Organic dals and pulses

Why dals and pulses are crucial to our diet?

Posted on: March 9th, 2021 10:37 AM

Can you think of Indian food without dal? This humble kitchen staple will always be a crucial ingredient in our diet. Dal and pulses are also a pocket-friendly source of essential nutrients for millions of Indian households.

These little, protein-packed, and nutrient-rich dals can be cooked in many ways, depending on regional variations and individual tastes. As we have these dals and pulses on a fairly regular basis, we tend to take their benefits for granted. 

Though pulses and dals are sometimes used interchangeably, there are a few differences between them.

What are Pulses and Dal?

Pulses’ refers to the dried seed that includes beans, lentils, peas, and other edible seeds. On the other hand, ‘dals’ are actually the split version of lentils.
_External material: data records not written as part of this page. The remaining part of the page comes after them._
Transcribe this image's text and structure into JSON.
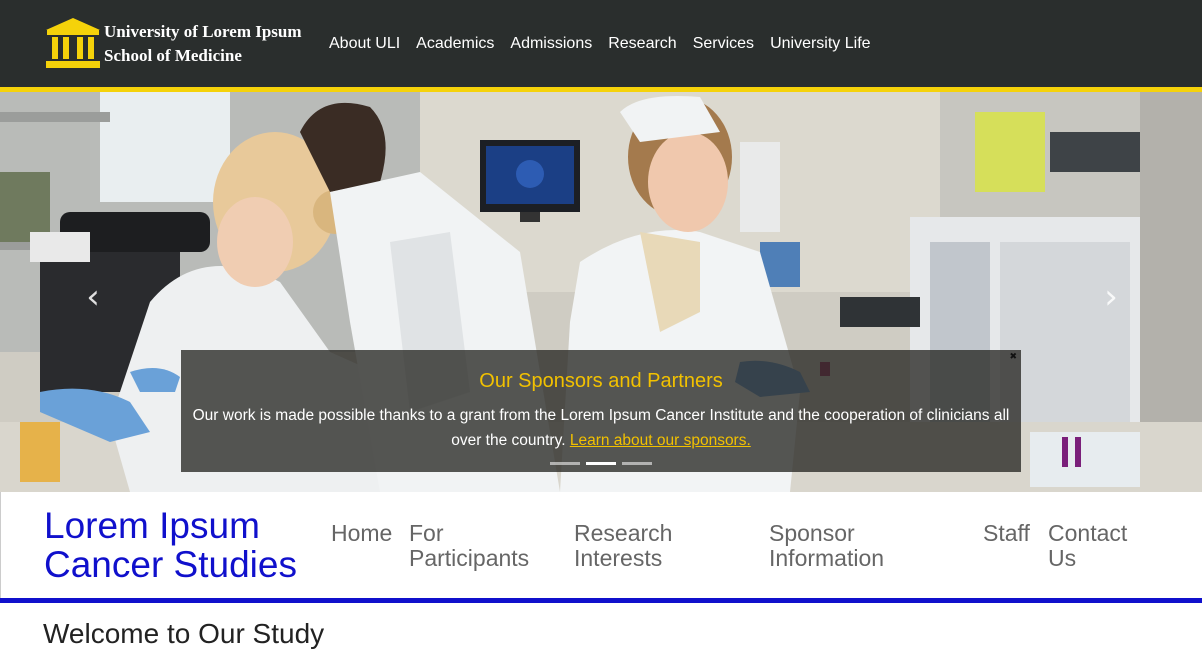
{
  "topbar": {
    "logo_line1": "University of Lorem Ipsum",
    "logo_line2": "School of Medicine",
    "nav": [
      "About ULI",
      "Academics",
      "Admissions",
      "Research",
      "Services",
      "University Life"
    ]
  },
  "carousel": {
    "caption_title": "Our Sponsors and Partners",
    "caption_text": "Our work is made possible thanks to a grant from the Lorem Ipsum Cancer Institute and the cooperation of clinicians all over the country.",
    "caption_link": "Learn about our sponsors.",
    "prev_icon": "‹",
    "next_icon": "›",
    "close_icon": "✖",
    "slide_count": 3,
    "active_slide": 2
  },
  "site": {
    "title_line1": "Lorem Ipsum",
    "title_line2": "Cancer Studies",
    "nav": {
      "home": "Home",
      "participants": "For Participants",
      "research": "Research Interests",
      "sponsor": "Sponsor Information",
      "staff": "Staff",
      "contact": "Contact Us"
    }
  },
  "main": {
    "welcome": "Welcome to Our Study"
  },
  "colors": {
    "topbar": "#2a2e2d",
    "accent_yellow": "#f5d20a",
    "site_blue": "#1010cc"
  }
}
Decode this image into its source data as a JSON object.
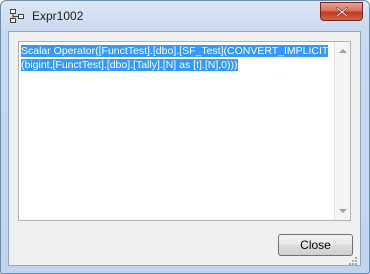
{
  "window": {
    "title": "Expr1002",
    "icon": "expression-tree-icon"
  },
  "titlebar": {
    "close_icon": "close-icon"
  },
  "textbox": {
    "value": "Scalar Operator([FunctTest].[dbo].[SF_Test](CONVERT_IMPLICIT(bigint,[FunctTest].[dbo].[Tally].[N] as [t].[N],0)))",
    "selected": true,
    "selection_color": "#3399ff"
  },
  "buttons": {
    "close_label": "Close"
  },
  "colors": {
    "title_close_red": "#c2391f",
    "frame": "#c9d9ee"
  }
}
Dal, in Sanskrit, means ‘to split’. In essence, when a pulse is split into half, that is a ‘dal’. For example, Urad or Black gram becomes ‘urad dal’ when split into half. One clarification though, the thick soups and curries made with these dals are also called ‘daal’ in Hindi and other South Asian languages.
 

Along with staples like rice and flour, dal is a kitchen staple we cannot do without. Sometimes, taking advantage of this, some people mix the dals and pulses with harmful chemicals or other foodstuffs to earn a few extra bucks. This generally happens with dals and pulses that are sold loose. 
 

Experts recommend buying organic pulses & dal, with this, you can be sure of their health benefits. For those who do not know how important these foods are, here are the benefits they need to know.
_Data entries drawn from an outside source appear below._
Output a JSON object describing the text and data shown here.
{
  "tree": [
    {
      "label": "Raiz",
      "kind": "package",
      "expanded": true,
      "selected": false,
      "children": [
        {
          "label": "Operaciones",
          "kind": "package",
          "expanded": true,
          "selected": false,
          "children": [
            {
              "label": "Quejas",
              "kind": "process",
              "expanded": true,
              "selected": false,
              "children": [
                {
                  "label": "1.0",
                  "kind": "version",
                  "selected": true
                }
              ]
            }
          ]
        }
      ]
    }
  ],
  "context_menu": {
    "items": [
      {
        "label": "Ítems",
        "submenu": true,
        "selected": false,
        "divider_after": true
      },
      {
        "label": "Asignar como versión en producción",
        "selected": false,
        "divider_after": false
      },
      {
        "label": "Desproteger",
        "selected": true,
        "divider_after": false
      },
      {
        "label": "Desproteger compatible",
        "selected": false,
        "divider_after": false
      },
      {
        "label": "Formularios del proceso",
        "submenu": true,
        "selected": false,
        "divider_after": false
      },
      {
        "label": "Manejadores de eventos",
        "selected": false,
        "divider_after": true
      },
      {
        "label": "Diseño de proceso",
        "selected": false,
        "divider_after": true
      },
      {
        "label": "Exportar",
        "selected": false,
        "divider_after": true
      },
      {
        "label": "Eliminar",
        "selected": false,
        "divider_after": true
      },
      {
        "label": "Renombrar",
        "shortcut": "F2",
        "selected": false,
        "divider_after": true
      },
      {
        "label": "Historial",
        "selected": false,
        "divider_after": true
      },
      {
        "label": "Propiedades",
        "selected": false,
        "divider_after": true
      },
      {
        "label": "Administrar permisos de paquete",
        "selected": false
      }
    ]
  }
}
Benefits of Eating Dal (lentils) Everyday

  • Reduces cholesterol levels: With its high level of soluble fiber, dals help lower blood cholesterol levels. Having lentils regularly also protects you against developing heart diseases and protects your arteries from getting blocked. 
  • Weight Loss: Lentils have almost no fat and are low in calories. One cup of boiled dal/lentils gives you about 230 calories, satisfying your hunger for longer. No doubt, boiled lentils are recommended for weight loss.
  • A fantastic source of protein: Almost 26% of lentils are protein. This is crucial for vegans and vegetarians who depend on this for their daily intake of proteins.
  • Great for a healthy heart: Due to their high fiber content, lentils protect you from getting a stroke or any other heart disease. In addition to this, lentils are rich in folate and magnesium, crucial for better heart health. Folate helps reduce homocysteine levels, reducing the risk of heart disease. Additionally, lentils are rich in magnesium, which boosts blood flow, eventually helping oxygen and other nutrients to reach each part of the body.

Benefits of Eating Pulses

  • Prevents cancer: Pulses have great anti-inflammatory and antioxidant properties that protect you against the threat of cancer. Many pulses also contain selenium, which decreases the rate at which the tumor grows. Additionally, it helps to stimulate the production of T cells, which helps to kill disease-causing pathogens.
  • Antioxidant- Pulses are rich in polyphenols, which act as antioxidants for the body. During the metabolism process, the body produces potentially harmful free radicals. Polyphenols help to stop the harm from these free radicals. Pulses are, therefore, a crucial part of our diet.
  • Controlling diabetes: Having pulses regularly helps to maintain the level of blood glucose in the body. Due to this, doctors always recommend having pulses and lentils regularly for diabetics. In fact, this can also help to reduce the risk of Type 2 diabetes.
  • Vitamin B- This is essential for the healthy production of red blood cells and also for pregnant women to prevent neural tube defects.
  • Preventing fatty liver: This happens when there is an accumulation of fat in the liver. It can be a co-morbidity (in addition to) high blood pressure, high cholesterol, and obesity. Doctors recommend patients with fatty liver replace fat animal proteins with pulses and legumes.
     

A few last words...
With these many nutritional benefits, we cannot afford to have a diet sans pulses and dals. Food habits aside, every household does include pulses and dals at least once a week. Those suffering from diabetes and other health conditions need to increase their intake of these nutritious super-foods at least 2–3 times a week. Having the right foods for a healthier lifestyle cannot be stressed further.